As an HR professional, I have an up-close look at burnout in the workplace. With “burnout” being a buzzword for 2021, addressing it is taking center stage in all types of human resource aspects. And I’m there in the trenches working alongside management to minimize employee burnout and boost retention – which is key in combating the Great Resignation. Flexible work schedules allow employees the flexibility they need to keep those glass balls up in the air. The result? Less stress. Rewarding and recognizing employees keeps them motivated during a time when they might be doing the work of two or more vacancies. Result? More job satisfaction. Addressing toxic workplace behavior in real time – i.e. see something, say something – creates less workplace friction. All of this helps to minimize burnout.
Not sure if your team is burned out? Here are some typical telltale signs.
- Physically exhausted
- Mentally depleted
- Mentally distant from the tasks at hand
- Negative feelings about their job
- Decreased productivity
- Decreased quality of work
- Irritable and/or impatient with co-workers or customers
- Difficulty concentrating
- Frequent sick days
Chronic stress at work can cause any of these symptoms. Some key catalysts include an unmanageable workload, lack of manager support, unclear communication, and time pressures. In order to maintain a healthy workplace culture, we urge our clients’ management teams to take notice of any employees who are experiencing these symptoms and examine the possible role the company is playing in contributing to them.
What can you do to help teams overcome and prevent burnout?
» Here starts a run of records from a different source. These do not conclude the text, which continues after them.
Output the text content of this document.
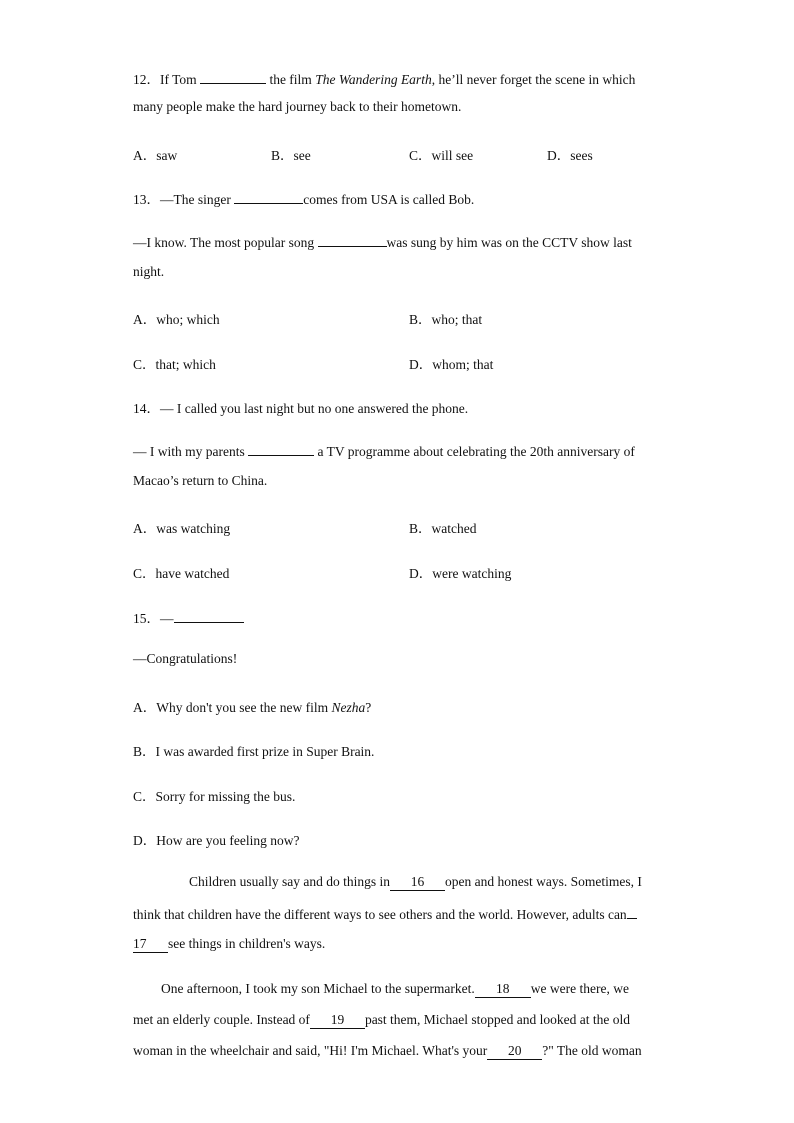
12．If Tom	the film The Wandering Earth, he’ll never forget the scene in which
many people make the hard journey back to their hometown.
A．saw	B．see	C．will see	D．sees
13．—The singer	comes from USA is called Bob.
—I know. The most popular song	was sung by him was on the CCTV show last
night.
A．who; which	B．who; that
C．that; which	D．whom; that
14．— I called you last night but no one answered the phone.
— I with my parents	a TV programme about celebrating the 20th anniversary of
Macao’s return to China.
A．was watching	B．watched
C．have watched	D．were watching
15．—
—Congratulations!
A．Why don't you see the new film Nezha?
B．I was awarded first prize in Super Brain.
C．Sorry for missing the bus.
D．How are you feeling now?
Children usually say and do things in 16 open and honest ways. Sometimes, I
think that children have the different ways to see others and the world. However, adults can
17 see things in children's ways.
One afternoon, I took my son Michael to the supermarket. 18 we were there, we
met an elderly couple. Instead of 19 past them, Michael stopped and looked at the old
woman in the wheelchair and said, "Hi! I'm Michael. What's your 20 ?" The old woman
To build resilient teams, managers need to invest in their wellbeing. Here’s some advice we give to our clients to ward off workplace burnout:
Build wellbeing into your culture
Let workers know that their physical and mental health is a company priority. Support a healthy work-life balance by not demanding unreasonable hours, allowing for a flexible work environment, and respecting personal time. Invest in resources that support this culture. Enhance your mental health benefits, offer mental health days off, and arrange for workshops that focus on mental health topics.
Educate management about burnout
Leadership needs to ensure that managers understand what burnout is and can identify its symptoms. It should encourage management to cultivate relationships with employees so they can see how they are really doing, assess mental wellbeing on a daily basis, identify how company policies are impacting it, and pivot as needed to address the overwhelm while attaining goals. This may mean adjusting workload and time pressures, reassigning tasks, making sure communication is as clear as possible, and providing some recovery downtime.
Draw a line between work and personal
Our new remote and hybrid work lives have really blurred the lines between work and personal, diminishing the time we desperately need to unwind. Help teams create this separation by emphasizing that a break from work is a true break so that there is a recovery time. Don’t send emails at night, on the weekend, or during vacation. If you do, make sure to state that if they are receiving the email outside of work hours that it is not urgent and can be addressed when they return to work.
Make employees aware of their purpose
When the stress builds up, people sometimes begin to feel a disconnect, wondering if what they do really even matters in the grand scheme of things. Managers need to make a concerted effort to show their teams that their contributions make a difference. Tie in workers’ daily tasks with the company’s mission so that the connection is easily understood.
Burnout results in decreased productivity and high employee turnover. While addressing employee burnout should always be a priority, in today’s hiring and retention crisis, companies can’t afford to lose their most productive and talented workers. If you haven’t been taking steps to minimize burnout, be sure to make it a priority in the new year.